I tried to discuss this with my father on the way home, but he wouldn't talk to me. I think he just couldn't process any more emotionally, but it left me feeling a bit...alone. We have so many tough choices that we are making, and so often I feel like I am the only one thinking through and making the decisions. My mother and I always worked as a team during the tough times, particularly when my grandmother was dying...we discussed options, talked about how each of the choices felt, reviewed the pros and cons, and we each expressed our opinions. Ultimately, when the decision was my mother's to make, she made the final call and asked me to support her in the choice. It was always easy because I think we were of the same mind.

My father doesn't work the same way as my mother. I know this, but I miss working in tandem with my mother. My father hates to think about these tough choices, and it starts to overwhelm him.

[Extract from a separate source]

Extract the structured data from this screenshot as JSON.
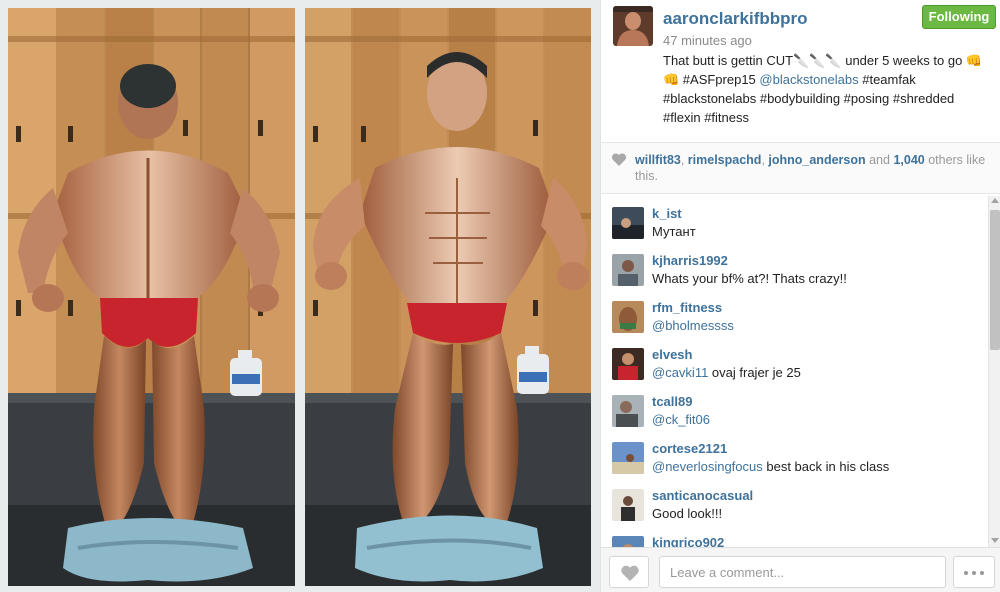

I can never get him to discuss the options with me...he just says yes to whichever option I present first and quickly changes the topic or stops responding to me. Usually, he says "that is fine" before I even explain the option. Sometimes, I think if I told him we were planning to swing my mother from the rooftop as her treatment plan, he would say "that is fine." He just wants someone to tell him what to do, he prefers to trust the professionals and not ask questions, and he often defers to me to make those calls. Sometimes, I wonder if I'm pushing too hard and I wonder if there is a better way to interact with my father. I know he feels a bit lost and overwhelmed right now, too, but it just always seems that he'd rather not think about it and I'd rather talk about it. I've also tried talking to my brother, but these issues are just...too much for him to face right now, and I understand that. My brother needs it to be someone else's decision, and I know he also trusts what we are doing.

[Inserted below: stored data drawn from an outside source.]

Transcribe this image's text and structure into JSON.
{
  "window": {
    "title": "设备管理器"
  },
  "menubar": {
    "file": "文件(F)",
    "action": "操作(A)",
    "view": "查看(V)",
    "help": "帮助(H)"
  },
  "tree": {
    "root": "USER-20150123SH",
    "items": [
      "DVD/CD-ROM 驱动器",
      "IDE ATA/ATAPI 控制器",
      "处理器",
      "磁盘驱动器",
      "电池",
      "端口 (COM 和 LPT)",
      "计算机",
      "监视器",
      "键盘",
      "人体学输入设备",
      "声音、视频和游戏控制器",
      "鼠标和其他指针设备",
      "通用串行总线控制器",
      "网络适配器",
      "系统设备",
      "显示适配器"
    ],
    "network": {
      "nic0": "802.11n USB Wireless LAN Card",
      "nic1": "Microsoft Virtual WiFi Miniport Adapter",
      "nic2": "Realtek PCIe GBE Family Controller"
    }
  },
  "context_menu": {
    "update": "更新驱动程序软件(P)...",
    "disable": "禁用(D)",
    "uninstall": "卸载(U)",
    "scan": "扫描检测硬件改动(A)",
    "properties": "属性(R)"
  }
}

I guess I'm finding it hard to make those choices without my mom as my sounding board...and without the feedback from my father that someone else shares my perspective. Sometimes, I am so certain we are doing the right things and exactly as my mother would want, but then other times I second guess myself and wonder if I'm really sufficiently clear-headed to make all these choices, or if my mother would be making the same choices. I have tried to talk through the options with her, but she is quick to say that she trusts me and she is okay with whatever I suggest. I also think that discussing the choices is too much for her right now, too. I wish I was certain that my father felt comfortable with all of our choices. I do know that once we settled in to the rehab facility tonight and he got a better sense of the staffing and the layout, he said he felt that it really was the better option, and that he was glad that we had pushed to make it happen. I am relieved about that.

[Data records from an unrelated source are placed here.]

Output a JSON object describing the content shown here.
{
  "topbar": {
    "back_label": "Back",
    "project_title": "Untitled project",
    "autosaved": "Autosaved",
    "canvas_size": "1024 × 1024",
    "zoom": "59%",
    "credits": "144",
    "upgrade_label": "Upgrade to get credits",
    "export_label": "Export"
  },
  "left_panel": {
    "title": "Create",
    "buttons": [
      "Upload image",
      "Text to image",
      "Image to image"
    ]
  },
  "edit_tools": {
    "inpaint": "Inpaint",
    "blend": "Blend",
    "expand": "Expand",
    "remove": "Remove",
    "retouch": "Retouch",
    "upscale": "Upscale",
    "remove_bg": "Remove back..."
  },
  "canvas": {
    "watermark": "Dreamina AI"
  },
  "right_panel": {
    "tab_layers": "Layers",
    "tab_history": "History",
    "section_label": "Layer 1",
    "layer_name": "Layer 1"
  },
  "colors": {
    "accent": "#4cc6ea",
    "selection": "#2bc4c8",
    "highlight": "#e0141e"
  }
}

So, thinking about things like the DNR really struck home again. My father and I did not get back to my house until after 11, and he never called (or emailed) to tell me he got home safely. Maya was a big crank, and it was midnight before she finally went down for the night. It was a long day and I'm exhausted. I hope my mother is fast asleep and doing well. I hope that my father is getting some sleep and can manage the drive to the rehab facility in the morning. I am thrilled that Peyton is out of the hospital, too.

What I'd really like to focus on is clearing off the DVR...there are dozens of shows I've been recording all week (and losing off the DVR because I never have time to watch anything other than Sesame Street and Word World with Micah). I wish my biggest decision tonight was whether to watch the season premiere of Brothers and Sisters or veg out to a little Big Bang Theory. Tomorrow, I am hoping to take Micah to his music class and possibly get him a haircut. I will probably meet my parents at the hospital for mom's radiation treatment, then travel back to the rehab facility for the afternoon/evening shift.